Islamic Finance and Political Economy
Sukuk and Islamic Capital Markets
A Practical Guide
Author(s): Rahail Ali (Consulting Editor)
Reviewed by: Faizal Manjoo, Markfield Institute of Higher Education, Leicester
Review
The Islamic Capital Market is often considered as an olive branch for the Islamic finance industry because it tends to resolve many intricate financial issues such as liquidity management, availability of treasury products and the creation of money market. Rahail Ali’s edited book is an appropriate resource, especially for lawyers. The book contains articles written by experts who have first-hand experience of sukuk. It is an attempt to address practical issues for practitioners and is appropriately adorned with experimental examples to give the necessary flavour to the issuance of sukuk.

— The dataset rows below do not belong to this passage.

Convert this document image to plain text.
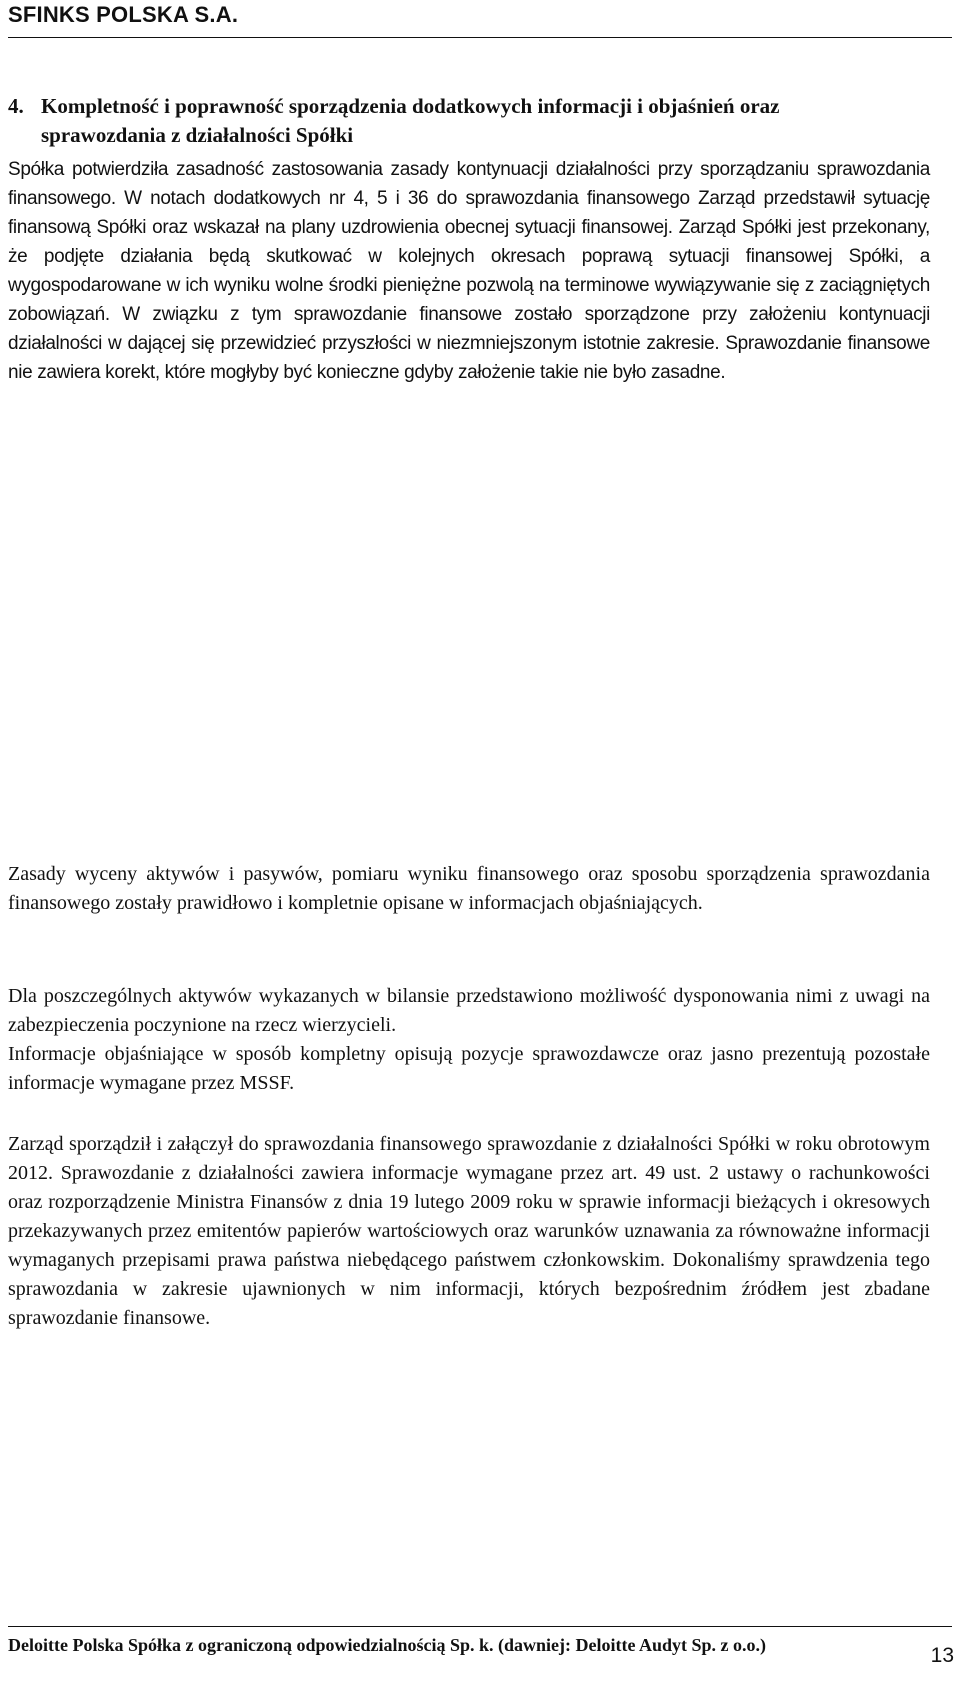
SFINKS POLSKA S.A.
4. Kompletność i poprawność sporządzenia dodatkowych informacji i objaśnień oraz
sprawozdania z działalności Spółki

Spółka potwierdziła zasadność zastosowania zasady kontynuacji działalności przy sporządzaniu sprawozdania finansowego. W notach dodatkowych nr 4, 5 i 36 do sprawozdania finansowego Zarząd przedstawił sytuację finansową Spółki oraz wskazał na plany uzdrowienia obecnej sytuacji finansowej. Zarząd Spółki jest przekonany, że podjęte działania będą skutkować w kolejnych okresach poprawą sytuacji finansowej Spółki, a wygospodarowane w ich wyniku wolne środki pieniężne pozwolą na terminowe wywiązywanie się z zaciągniętych zobowiązań. W związku z tym sprawozdanie finansowe zostało sporządzone przy założeniu kontynuacji działalności w dającej się przewidzieć przyszłości w niezmniejszonym istotnie zakresie. Sprawozdanie finansowe nie zawiera korekt, które mogłyby być konieczne gdyby założenie takie nie było zasadne.

Zasady wyceny aktywów i pasywów, pomiaru wyniku finansowego oraz sposobu sporządzenia sprawozdania finansowego zostały prawidłowo i kompletnie opisane w informacjach objaśniających.

Dla poszczególnych aktywów wykazanych w bilansie przedstawiono możliwość dysponowania nimi z uwagi na zabezpieczenia poczynione na rzecz wierzycieli.

Informacje objaśniające w sposób kompletny opisują pozycje sprawozdawcze oraz jasno prezentują pozostałe informacje wymagane przez MSSF.

Zarząd sporządził i załączył do sprawozdania finansowego sprawozdanie z działalności Spółki w roku obrotowym 2012. Sprawozdanie z działalności zawiera informacje wymagane przez art. 49 ust. 2 ustawy o rachunkowości oraz rozporządzenie Ministra Finansów z dnia 19 lutego 2009 roku w sprawie informacji bieżących i okresowych przekazywanych przez emitentów papierów wartościowych oraz warunków uznawania za równoważne informacji wymaganych przepisami prawa państwa niebędącego państwem członkowskim. Dokonaliśmy sprawdzenia tego sprawozdania w zakresie ujawnionych w nim informacji, których bezpośrednim źródłem jest zbadane sprawozdanie finansowe.

Deloitte Polska Spółka z ograniczoną odpowiedzialnością Sp. k. (dawniej: Deloitte Audyt Sp. z o.o.)	13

In the words of Rahail Ali, ‘the book is designed to provide a practical understanding of the Islamic Capital Market (Sukuk Market)’. Though technically the Islamic Capital Market would also include shares, but for the purpose of this book all the chapters revolve around the issue of sukuk. The book comprises five parts:
Part 1 gives an overview of the sukuk and money markets. It is argued that the perennial difficulties that Islamic finance institutions face in transferring their short term liabilities into long term assets provided the conceptual impetus for the sukuk market, which led to the development of many sukuk products. Mark Morris aptly engages with the unfolding of the factors that hamper the development of the Islamic money market. This is a crucial issue which requires to be resolved in order to attend to the liquidity risk exposures.